BABA MEZARINA CEKETİNİ SERDİ
Kızı İsmihan'ının yanlış tedavi ve ihmal sonucu hayatını kaybettiğini iddia eden Menekşe Karaarslan, "Kızım mantar enfeksiyonundan öldüğü halde ölüm raporuna 'E.S.T tümörü tanısı' yazılmış. Üstelik, uzman yerine bir aylık intörn doktorun kaşesiyle. Çocuğum yanlış teşhis kurbanı oldu. 3 yıldır biriken dosyaları da kayboldu. Başhekimliğe iki kez şikayet dilekçesi yazmamıza rağmen dosyaları bulamadıklarını belirterek vermediler. Dosyaları kaybedenlerden, çocuğuma yanlış tedavi uygulayanlardan davacıyım. Çünkü, çocuğum ihmal kurbanı oldu. Bu işin peşini sonuna kadar bırakmayacağım" dedi.
Toprağa verileli daha bir hafta bile olmayan kızının mezarını her gün ziyaret edip başucunda gözyaşı döken Menekşe Karaarslan, "Çocukluğunu yaşayamayan bebeğim. Ben öldüm, unuttular deme. Hakkını arayacağım" diyerek ağıtlar yaktı.
Kızının tedavisi için varını yoğunu harcadığı söyleyen baba Ali Karaarslan ise İsmihan'ın mezarının üzerine ceketini örterek, "Kızım hastanedeyken hep üşüdüğünü söylerdi. 'Hiç değilse mezarında üşümesin' diye ceketimi örttüm. Bu ceketi alan olursa da, kızımın hayrına sayacağım" dedi.
Baba Karaarslan, çocuğunun yanlış teşhis ve ihmal kurbanı olduğunu ifade ederek, sorumlular hakkında cumhuriyet savcılığına şikayette bulunduğunu söyledi.
Anne Menekşe ile baba Ali Karaarslan, ölmeden 1 gün önce gözyaşları arasında cep telefonuyla çektikleri görüntülerini izleyerek kızlarının ardından gözyaşı döküyor.

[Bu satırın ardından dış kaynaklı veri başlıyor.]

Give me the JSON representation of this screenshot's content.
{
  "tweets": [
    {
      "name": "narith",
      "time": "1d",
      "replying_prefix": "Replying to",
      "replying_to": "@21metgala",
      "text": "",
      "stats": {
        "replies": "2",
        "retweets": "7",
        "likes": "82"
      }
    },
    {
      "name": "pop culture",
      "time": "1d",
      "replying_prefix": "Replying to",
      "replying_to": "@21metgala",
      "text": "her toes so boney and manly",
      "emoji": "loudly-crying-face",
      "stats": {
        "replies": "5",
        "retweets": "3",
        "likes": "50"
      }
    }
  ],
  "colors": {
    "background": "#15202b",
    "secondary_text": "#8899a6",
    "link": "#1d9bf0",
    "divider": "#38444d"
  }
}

DOKTORLARDAN SAVUNMA ÇÜ Tıp Fakültesi Çocuk Sağlığı ve Hastalıkları Ana Bilim Dalı Öğreti bacet kullandıktan m Üyesi Prof. Dr. Atilla Tanyeli, hakkında şikayette bulunulan Yrd. Doç. Dr. İbrahim Bayram ile hastanede yaptığı açıklamada, İsmihan Karaarslan'ın ailesinin olumsuz tavırlarını üzüntüyle karşıladıklarını belirtti.

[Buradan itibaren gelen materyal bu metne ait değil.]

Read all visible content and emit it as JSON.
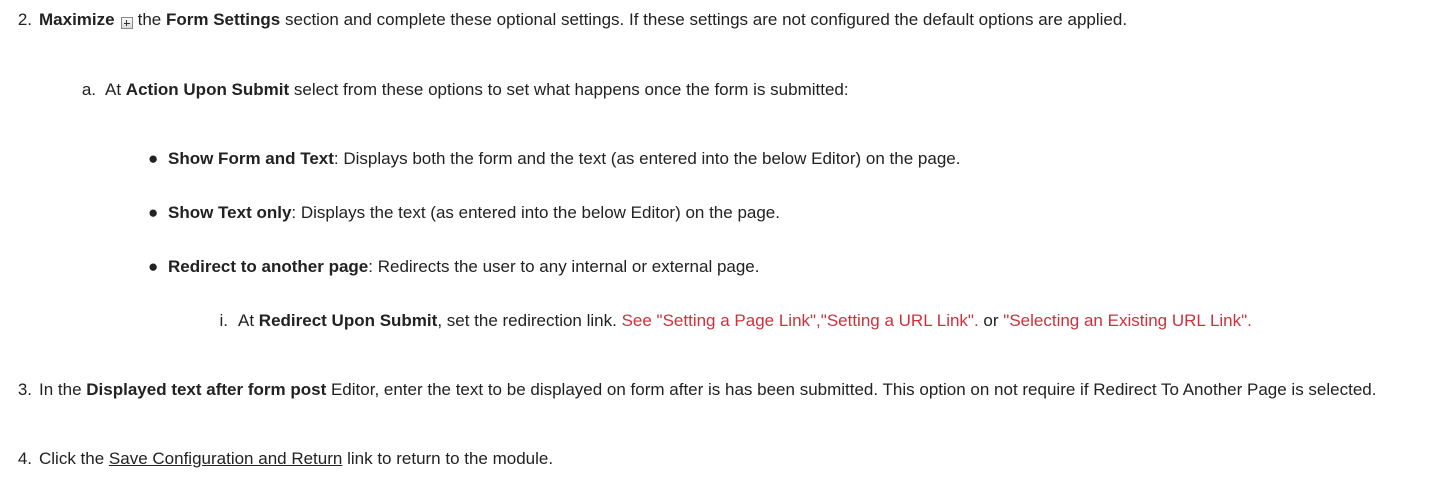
{
  "step2": {
    "number": "2.",
    "maximize": "Maximize",
    "text1": "the",
    "form_settings": "Form Settings",
    "text2": "section and complete these optional settings. If these settings are not configured the default options are applied."
  },
  "step2a": {
    "letter": "a.",
    "at": "At",
    "action_upon_submit": "Action Upon Submit",
    "text": "select from these options to set what happens once the form is submitted:",
    "options": [
      {
        "title": "Show Form and Text",
        "description": ": Displays both the form and the text (as entered into the below Editor) on the page."
      },
      {
        "title": "Show Text only",
        "description": ": Displays the text (as entered into the below Editor) on the page."
      },
      {
        "title": "Redirect to another page",
        "description": ": Redirects the user to any internal or external page."
      }
    ]
  },
  "step2ai": {
    "numeral": "i.",
    "at": "At",
    "redirect_upon_submit": "Redirect Upon Submit",
    "text": ", set the redirection link.",
    "link1": "See \"Setting a Page Link\",\"Setting a URL Link\".",
    "or": "or",
    "link2": "\"Selecting an Existing URL Link\"."
  },
  "step3": {
    "number": "3.",
    "in": "In the",
    "displayed_text": "Displayed text after form post",
    "text": "Editor, enter the text to be displayed on form after is has been submitted. This option on not require if Redirect To Another Page is selected."
  },
  "step4": {
    "number": "4.",
    "click": "Click the",
    "link": "Save Configuration and Return",
    "text": "link to return to the module."
  },
  "colors": {
    "text": "#222222",
    "link": "#d0303c"
  },
  "icons": {
    "maximize": "plus-box-icon",
    "bullet": "bullet-dot-icon"
  }
}
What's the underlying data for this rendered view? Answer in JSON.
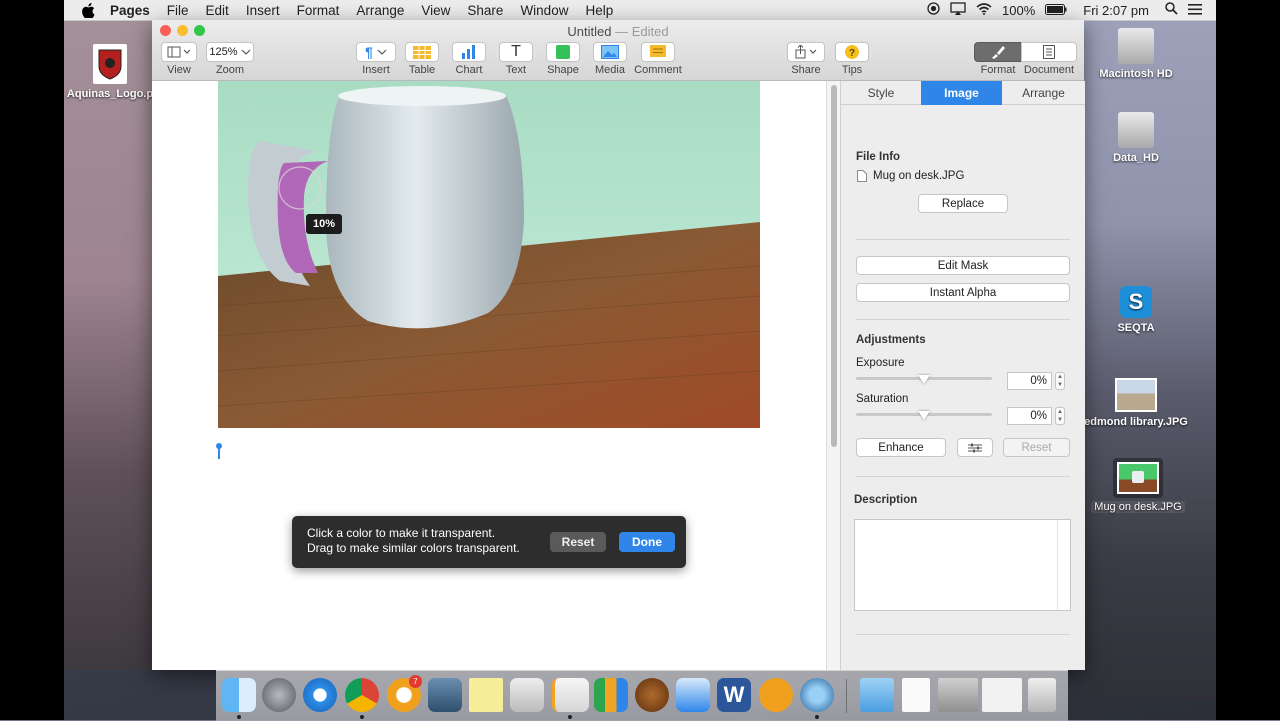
{
  "menubar": {
    "app_name": "Pages",
    "items": [
      "File",
      "Edit",
      "Insert",
      "Format",
      "Arrange",
      "View",
      "Share",
      "Window",
      "Help"
    ],
    "battery": "100%",
    "clock": "Fri 2:07 pm"
  },
  "desktop": {
    "left_icon": "Aquinas_Logo.p",
    "right_icons": [
      "Macintosh HD",
      "Data_HD",
      "SEQTA",
      "edmond library.JPG",
      "Mug on desk.JPG"
    ]
  },
  "window": {
    "title": "Untitled",
    "title_sep": "—",
    "title_status": "Edited",
    "toolbar": {
      "view": "View",
      "zoom_value": "125%",
      "zoom": "Zoom",
      "insert": "Insert",
      "table": "Table",
      "chart": "Chart",
      "text": "Text",
      "shape": "Shape",
      "media": "Media",
      "comment": "Comment",
      "share": "Share",
      "tips": "Tips",
      "format": "Format",
      "document": "Document"
    }
  },
  "canvas": {
    "tolerance_label": "10%"
  },
  "hud": {
    "line1": "Click a color to make it transparent.",
    "line2": "Drag to make similar colors transparent.",
    "reset": "Reset",
    "done": "Done"
  },
  "inspector": {
    "tabs": [
      "Style",
      "Image",
      "Arrange"
    ],
    "active_tab": "Image",
    "file_info_heading": "File Info",
    "file_name": "Mug on desk.JPG",
    "replace": "Replace",
    "edit_mask": "Edit Mask",
    "instant_alpha": "Instant Alpha",
    "adjustments_heading": "Adjustments",
    "exposure_label": "Exposure",
    "exposure_value": "0%",
    "exposure_level": 0.5,
    "saturation_label": "Saturation",
    "saturation_value": "0%",
    "saturation_level": 0.5,
    "enhance": "Enhance",
    "reset": "Reset",
    "description_heading": "Description"
  },
  "colors": {
    "accent": "#2f86e8",
    "close": "#fc5f57",
    "minimize": "#fdbc2e",
    "zoom": "#33c748"
  }
}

İsmihan'ın hastaneye getirildiğinde yapılan tetkik sonucu E.S.T teşhisi konulduğunu, tedaviye başlandığını ifade eden Prof. Dr. Tanyeli, "Bu tür hastalarda yapılan kemoterapi tedavi sırasında bağışıklık sistemleri de zayıf olduğu için enfeksiyon sık sık tehlikeler yaratır. Maalesef bu hastamızda da mantar hastalığı ciddi sorunlar yaratmıştır. Enfeksiyon nedeniyle son aylarda kemoterapi de almamıştı. Hasta sahibine her türlü bilgi verilmesine rağmen kendi bildiği tarzda hareket etmiştir. Patolojideki tanıları bellidir. Doğru davranmak lazımdır. Üzüntülerini paylaşıyoruz. Burada hekimler birçok hastayı tedavi ediyorlar. Yanlış yola girmemelerini tavsiye ediyorum" dedi.
Tanyeli, İsmihan'ın ölüm sebebine "E.S.T" yazılmasının kural gereği olduğunu, raporunda mantarla ilgili ayrıntıların bulunduğuna da işaret ederken, "Sonuçta, bu kadar olayın boşuna olduğunu, bizim hekimlerimize de, hastalara da zarar verdiğini göreceksiniz. Çünkü, hasta sahibi doktor arkadaşımızı taciz etmiştir. Bu konuda biz savcılığa başvurduk. Dosyaları kayıp, ama bir yerden çıkacaktır. Bizim elimizde asılları vardır. Bunları ölüm halinde hasta sahiplerine vermek durumunda da değiliz, arşivimize geçer" diye konuştu.